Cumhurbaşkanlığı Strateji ve Bütçe Başkanlığı tarafından açıklanan tablolara göre Erdoğan yönetimi, bu yıl yatırımlarda yüzde 6.15 reel büyüme hedefliyor. Orta Vadeli Program ve 2021 bütçesi çerçevesinde belirlenen bu hedef, kamu yatırımlarının yüzde 13.24, özel sektör yatırımlarının da yüzde 5.22 büyüyeceğini öngörüyor.
Sektörler itibarıyla kamu ve özel yatırım büyümesi için çizilen resim şöyle:
✓ Tarımda yüzde 24.46, eğitimde yüzde 24.59, sağlıkta yüzde 29.88, imalat sanayiinde yüzde 6.91, enerjide yüzde 6.72, ulaştırmada yüzde 5.56, konutta yüzde 3.40 yatırım büyümesi hedeflenmiş. Madencilikte yüzde 18.65, turizmde ise yüzde 19.30 daralma öngörülüyor.
✓ Kamu yatırımları, tarımda yüzde 47.51, enerjide yüzde 6.77, ulaştırmada yüzde 2.14, konutta yüzde 59.83, eğitimde yüzde 64.45 büyüyecek.
✓ Sağlıkta kamu yatırımı büyüme hedefi yüzde 427.46 gibi çok yüksek düzeyde.
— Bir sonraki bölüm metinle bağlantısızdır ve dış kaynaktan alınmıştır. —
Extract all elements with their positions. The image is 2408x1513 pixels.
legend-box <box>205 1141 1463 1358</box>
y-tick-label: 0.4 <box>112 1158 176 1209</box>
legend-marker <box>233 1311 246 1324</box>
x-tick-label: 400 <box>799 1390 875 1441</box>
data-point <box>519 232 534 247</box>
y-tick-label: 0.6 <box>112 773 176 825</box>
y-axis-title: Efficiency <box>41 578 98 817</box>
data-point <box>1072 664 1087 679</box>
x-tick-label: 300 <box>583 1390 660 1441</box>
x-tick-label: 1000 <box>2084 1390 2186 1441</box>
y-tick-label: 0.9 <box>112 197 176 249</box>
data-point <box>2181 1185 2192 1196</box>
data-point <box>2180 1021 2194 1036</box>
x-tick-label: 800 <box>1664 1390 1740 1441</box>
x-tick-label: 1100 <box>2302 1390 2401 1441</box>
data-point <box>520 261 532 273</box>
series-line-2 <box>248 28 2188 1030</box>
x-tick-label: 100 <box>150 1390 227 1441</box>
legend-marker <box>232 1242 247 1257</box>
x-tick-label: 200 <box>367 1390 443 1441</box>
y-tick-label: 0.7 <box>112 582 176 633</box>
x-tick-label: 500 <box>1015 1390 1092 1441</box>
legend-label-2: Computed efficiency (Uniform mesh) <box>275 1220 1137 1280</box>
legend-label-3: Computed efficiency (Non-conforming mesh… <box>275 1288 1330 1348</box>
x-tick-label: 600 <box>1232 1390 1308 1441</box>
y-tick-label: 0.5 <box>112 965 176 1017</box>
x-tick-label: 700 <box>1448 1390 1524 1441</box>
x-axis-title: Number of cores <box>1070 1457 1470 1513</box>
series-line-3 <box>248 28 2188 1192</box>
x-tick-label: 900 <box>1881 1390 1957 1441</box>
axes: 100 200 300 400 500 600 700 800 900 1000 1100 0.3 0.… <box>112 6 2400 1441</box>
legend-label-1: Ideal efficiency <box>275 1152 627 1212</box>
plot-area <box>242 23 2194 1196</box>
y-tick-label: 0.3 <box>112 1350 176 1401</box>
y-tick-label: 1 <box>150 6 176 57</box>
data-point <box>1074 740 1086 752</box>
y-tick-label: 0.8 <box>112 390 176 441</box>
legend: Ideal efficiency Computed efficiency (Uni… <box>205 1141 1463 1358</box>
Ancak bu, üç yıldır süren küçülmeyi izlediği için hedef gerçekleşse bile, 2021 kamu sağlık yatırımlarının miktarı reel olarak hala 2015 düzeyini bile yakalayamamış olacak.
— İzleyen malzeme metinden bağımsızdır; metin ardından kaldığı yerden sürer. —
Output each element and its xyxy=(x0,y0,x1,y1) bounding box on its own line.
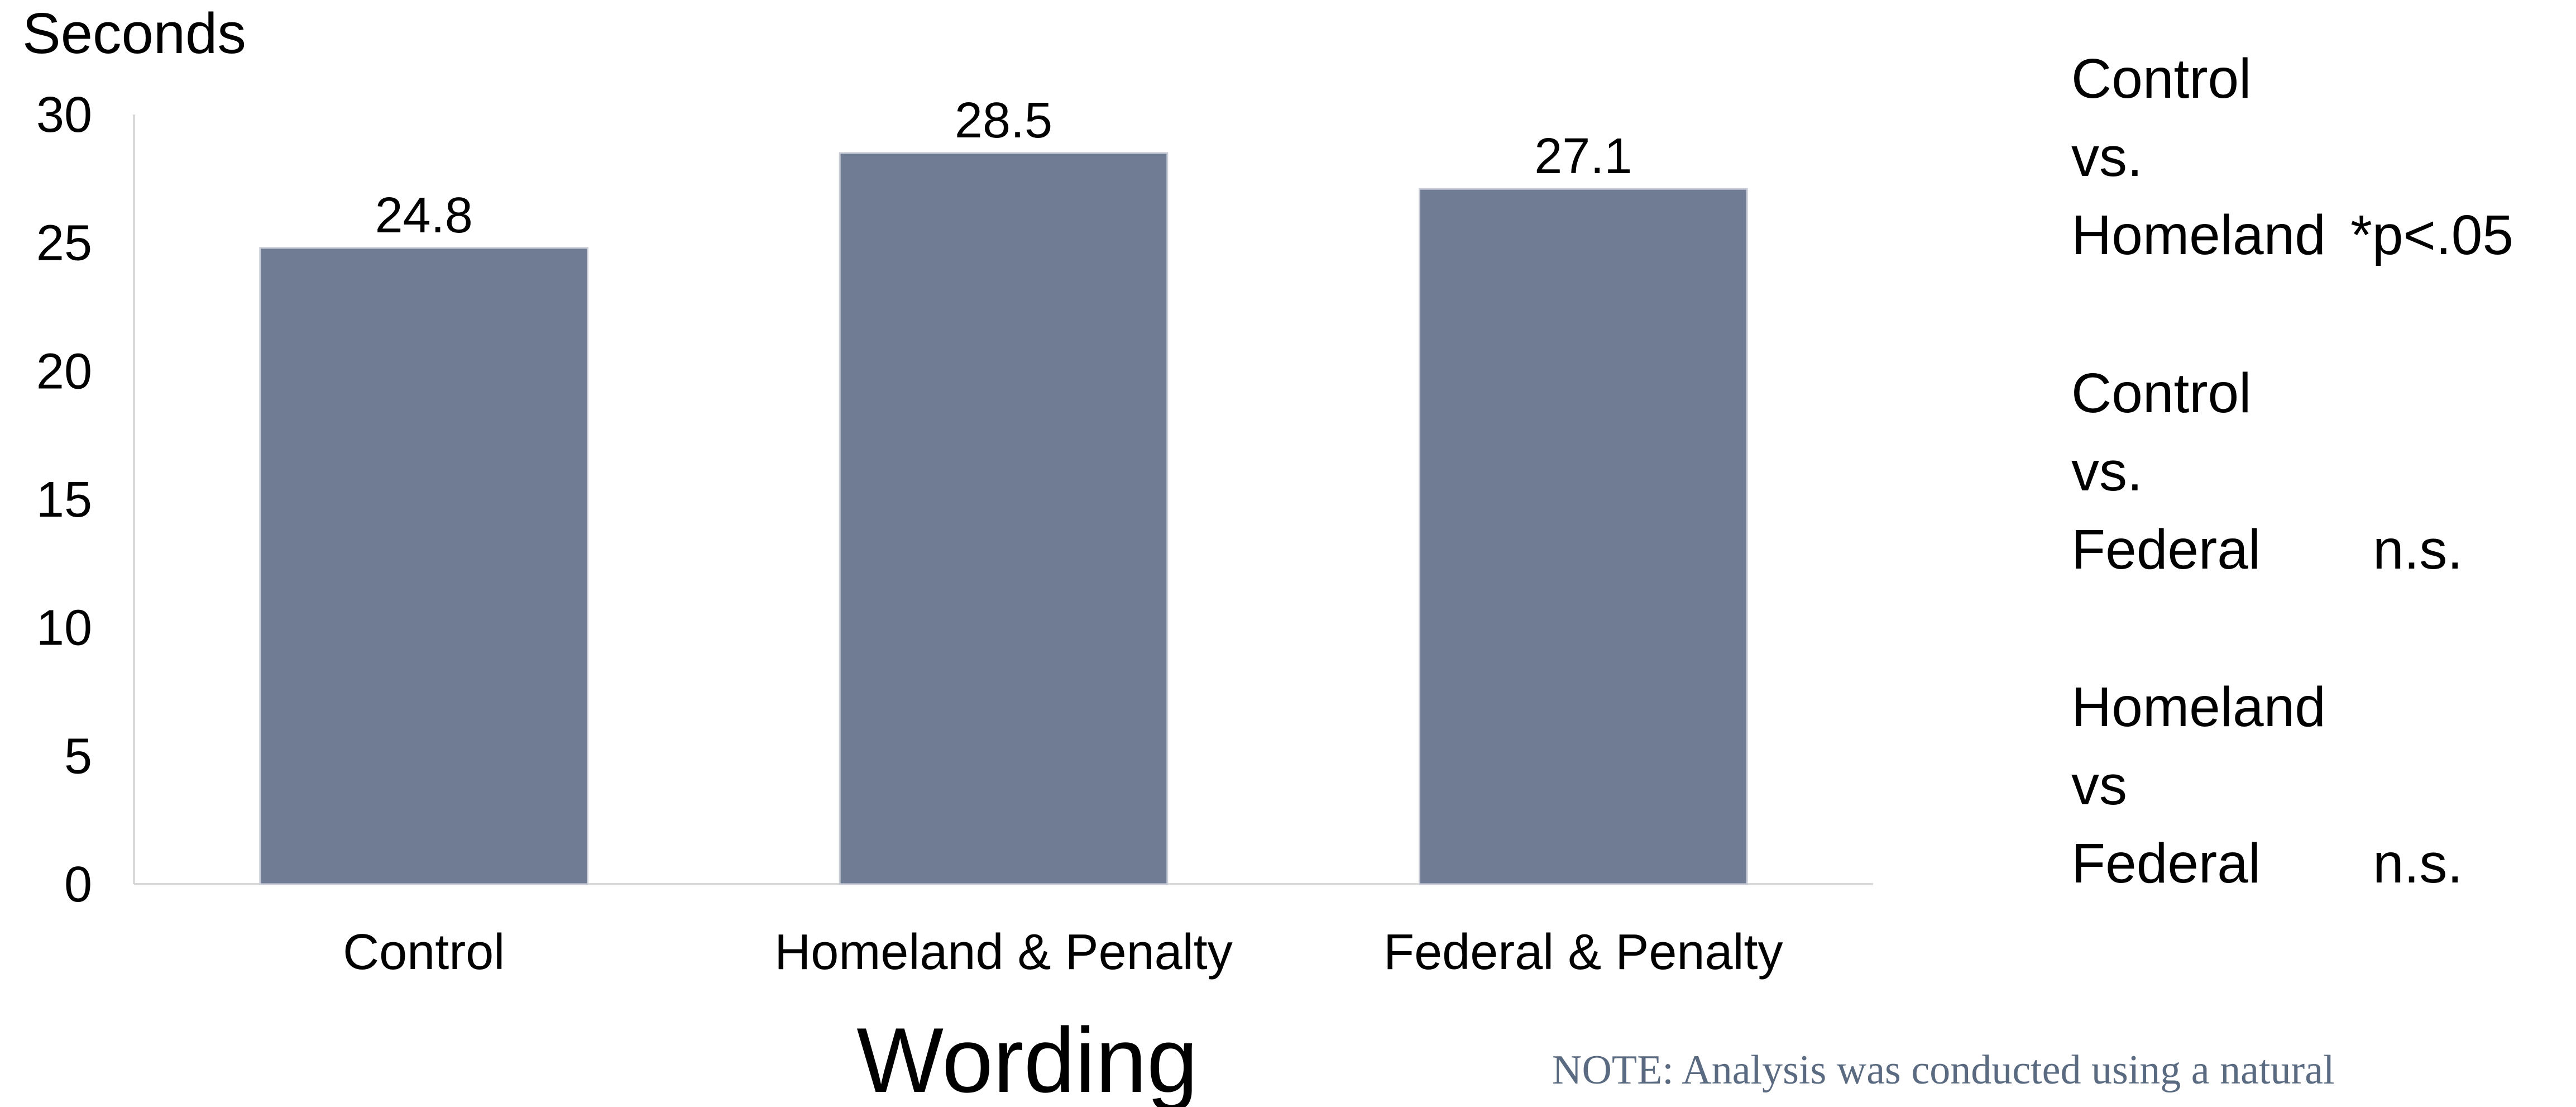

✓ Özel sektörde turizm yatırımlarındaki yüzde 19’luk küçülme dışında tüm ana sektörlerde büyüme hedefleniyor. Özel sektör yatırımları için tarımda yüzde 8.30, madencilikte yüzde 6.23, imalat sanayiinde yüzde 7, enerjide yüzde 6.63, ulaştırmada yüzde 6.09, konutta yüzde 3.16, eğitimde yüzde 5.23, sağlıkta yüzde 8.27 büyüme hedefi var.
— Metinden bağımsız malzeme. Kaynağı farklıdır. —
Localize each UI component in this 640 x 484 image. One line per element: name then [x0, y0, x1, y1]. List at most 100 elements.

Erdoğan yönetiminin 2021 yılı için hedeflediği ve vaad ettiği yatırım büyümesinin sektörel resmi böyle. Yatırımlar, 2021 toplam büyüme hedefinin de önemli bir ayağı durumunda.
Peki, 2021 sonunda bu resim gerçekleşecek mi?
Önce kamu cephesine bakalım.
Bütçedeki bozulmanın geldiği yer malum. Kamu yatırımlarının yerinde saydığı 2020 yılı koşullarında bile bütçe açığı patlama yaptı. Artan faiz yükü, hızla tırmanan borç stoğunun yarattığı baskı karşısında kamu yatırımlarının böyle açılması çok zor. Bu zorlandığında ekonominin başka arazlarını azdırması gündeme gelecek.
Zaten açıklanan Cumhurbaşkanlığı 2021 yılı yatırım programında yer alan rakamlar, 2020’ye göre bu düzeyde bir kamu yatırım büyümesi mesajı vermiyor.
Özel sektöre gelince durum daha da karanlık. Faizlerin zorla yapay olarak düşük tutulduğu, bankalara zorla kredi dağıttırıldığı koşullarda bile özel sektör yatırımları daralmıştı. Şimdi faizler yükselmişken özel sektör yatırımlarının büyümeye başlaması beklenebilir mi?
Faizleri zorla, kuru rezerv tüketerek tutma politikası iflasla sonuçlandı. Bu nedenle faizlerin tekrar aşağı çekilmesi uzun süre mümkün gözükmüyor. Aynı şekilde kredi genişlemesini zorlamanın yolu da kapalı. Kapalı olan bu yollar, yüklü miktarda döviz rezervi biriktirmeden denenecek olursa, kurların patlaması ve ödemeler dengesinin alabora olması faturası karşımıza çıkacak.
Şu ana kadarki gelişmeler döviz rezervlerini bu ölçüde rahatlatacak bir akımın işaretlerini de vermiyor. Çoğu yabancı akbaba fonlardan gelen sınırlı döviz girişine güvenmek mümkün değil. Bu dengeler/dengesizlikler altında bu hedefler sizce gerçekleşebilir mi?